L'étui de téléphone incrusté de diamants de Drake... (PHOTO TIRÉE DE FACEBOOK)

L’étui de téléphone incrusté de diamants de Drake

PHOTO TIRÉE DE FACEBOOK

OLIVIA LÉVY
La Presse

Le chanteur Drake a dépensé 400 000 $US pour un étui d’iPhone incrusté de diamants. Franck Ribéry, le joueur de soccer vedette du Bayern de Munich, a créé une polémique en exhibant au jour de l’An sur les réseaux sociaux une côte de boeuf, recouverte de feuilles d’or, hors de prix.

 Est-ce indécent? Peut-on vraiment dépenser son argent comme on l’entend?

Et si votre meilleur ami achetait une Porsche flamboyante ou s’offrait un voyage luxueux? Vous le jugeriez? Pourquoi?
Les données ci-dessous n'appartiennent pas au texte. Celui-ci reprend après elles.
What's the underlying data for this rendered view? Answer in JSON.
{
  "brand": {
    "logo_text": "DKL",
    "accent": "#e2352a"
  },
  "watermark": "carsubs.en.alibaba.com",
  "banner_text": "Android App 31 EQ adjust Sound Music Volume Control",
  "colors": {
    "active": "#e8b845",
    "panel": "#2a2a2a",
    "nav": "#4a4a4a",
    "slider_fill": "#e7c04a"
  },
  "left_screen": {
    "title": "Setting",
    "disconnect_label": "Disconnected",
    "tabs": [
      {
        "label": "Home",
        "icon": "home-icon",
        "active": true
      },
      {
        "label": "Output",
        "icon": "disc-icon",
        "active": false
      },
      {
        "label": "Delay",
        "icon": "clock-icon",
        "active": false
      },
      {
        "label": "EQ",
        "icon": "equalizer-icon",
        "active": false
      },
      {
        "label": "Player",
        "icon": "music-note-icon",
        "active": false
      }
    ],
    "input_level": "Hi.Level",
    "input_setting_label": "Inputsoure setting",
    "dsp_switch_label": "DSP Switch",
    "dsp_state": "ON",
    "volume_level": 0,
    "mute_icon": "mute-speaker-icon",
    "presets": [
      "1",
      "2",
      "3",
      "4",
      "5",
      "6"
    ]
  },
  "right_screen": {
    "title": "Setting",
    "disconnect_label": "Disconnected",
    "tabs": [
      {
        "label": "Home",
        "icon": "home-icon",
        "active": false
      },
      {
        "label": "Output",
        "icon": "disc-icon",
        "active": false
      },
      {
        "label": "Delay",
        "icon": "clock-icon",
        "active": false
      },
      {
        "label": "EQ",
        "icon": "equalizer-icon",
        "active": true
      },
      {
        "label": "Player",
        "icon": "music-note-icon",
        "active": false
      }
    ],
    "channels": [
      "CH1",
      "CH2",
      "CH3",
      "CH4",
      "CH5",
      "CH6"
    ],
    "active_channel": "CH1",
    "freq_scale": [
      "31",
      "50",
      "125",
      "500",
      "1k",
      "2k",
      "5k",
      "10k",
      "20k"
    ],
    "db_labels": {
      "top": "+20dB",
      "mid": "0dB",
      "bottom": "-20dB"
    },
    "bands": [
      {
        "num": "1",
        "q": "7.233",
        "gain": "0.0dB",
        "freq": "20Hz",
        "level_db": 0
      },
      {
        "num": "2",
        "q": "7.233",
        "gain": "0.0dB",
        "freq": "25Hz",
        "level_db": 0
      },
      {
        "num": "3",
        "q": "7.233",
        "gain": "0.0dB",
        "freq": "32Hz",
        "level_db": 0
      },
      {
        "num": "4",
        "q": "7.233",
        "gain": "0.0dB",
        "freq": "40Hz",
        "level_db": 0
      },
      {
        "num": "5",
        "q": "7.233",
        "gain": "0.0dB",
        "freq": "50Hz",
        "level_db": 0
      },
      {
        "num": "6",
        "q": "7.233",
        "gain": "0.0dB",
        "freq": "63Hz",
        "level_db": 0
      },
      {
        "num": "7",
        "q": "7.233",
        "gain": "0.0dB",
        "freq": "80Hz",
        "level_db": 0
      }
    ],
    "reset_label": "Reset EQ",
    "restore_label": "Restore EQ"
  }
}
«Oui, on peut faire ce qu’on veut avec notre argent, mais il faut vivre avec le jugement des autres et on juge beaucoup, moi le premier, car je suis conseiller financier!», lance Michel-Olivier Marcoux, qui confie qu’il voit beaucoup de gens qui vivent au-dessus de leurs moyens, d’où le jugement sur leurs dépenses.

Il pense aussi que la jalousie ou l’envie teintent parfois les jugements.

Pour l’homme d’affaires et ex-dragon François Lambert, avoir de l’argent est une chose, mais l’exhiber en est une autre.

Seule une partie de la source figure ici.